Parfumé
Je suis « Le Ténébreux », — tout neuf, — le dernier né,
Le Prince des parfums, ou l'anti-patchouli :
Une étoile en cristal clôt mon flacon stellé
Qu'orne le soleil noir de la Mélancolie.
Dans la nuit du boudoir, toi qui m'as débouché,
Respire les senteurs de la mer d'Italie,
La fleur qui plaisait tant à mon cœur* révélé
Et le muscat où l'ambre à la rose s'allie.
Suis-je Hermès ou Guerlain ? Givenchy ou Caron ?
J'ai imprégné le front de l'amant de la reine...
J'ai rêvé dans ma grotte au musc de la sirène.

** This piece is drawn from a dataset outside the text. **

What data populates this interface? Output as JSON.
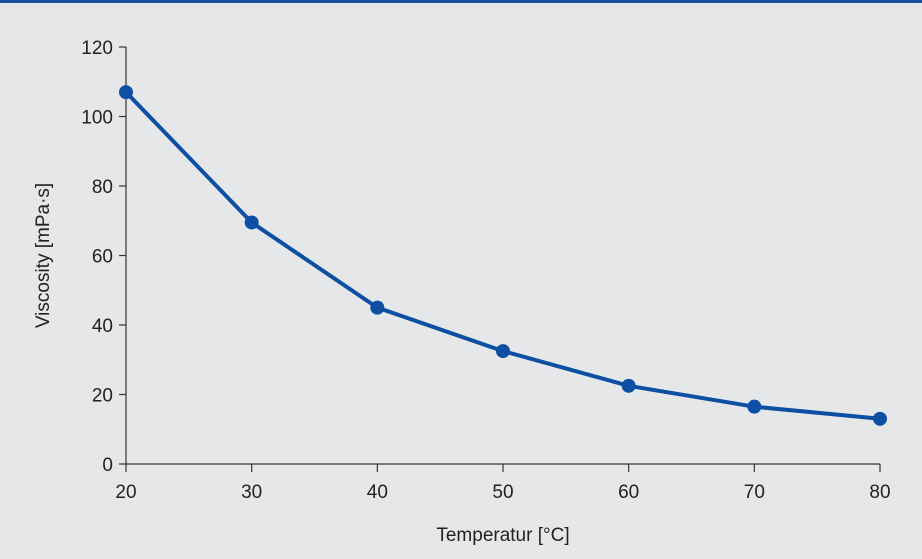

Et par deux fois je fus nommé « Numéro Un
De l'Année » en mêlant dans mon orgue à parfums
L'arôme de la sainte** au bouquet de la fée.***
Nez rare de Gerval
* « Cœur » s'entend ici au sens qu'il a en parfumerie : après la « note de tête », la « note de cœur », où se révèle l'essence même du parfum.
** On reconnaît là la fameuse « odeur de sainteté » (odor sanctitatis), que les spécialistes rapprochent de celle de l'encens.
*** Cf. le poème Apparition de Mallarmé où la fée laisse tomber « de blancs bouquets d'étoiles parfumées ».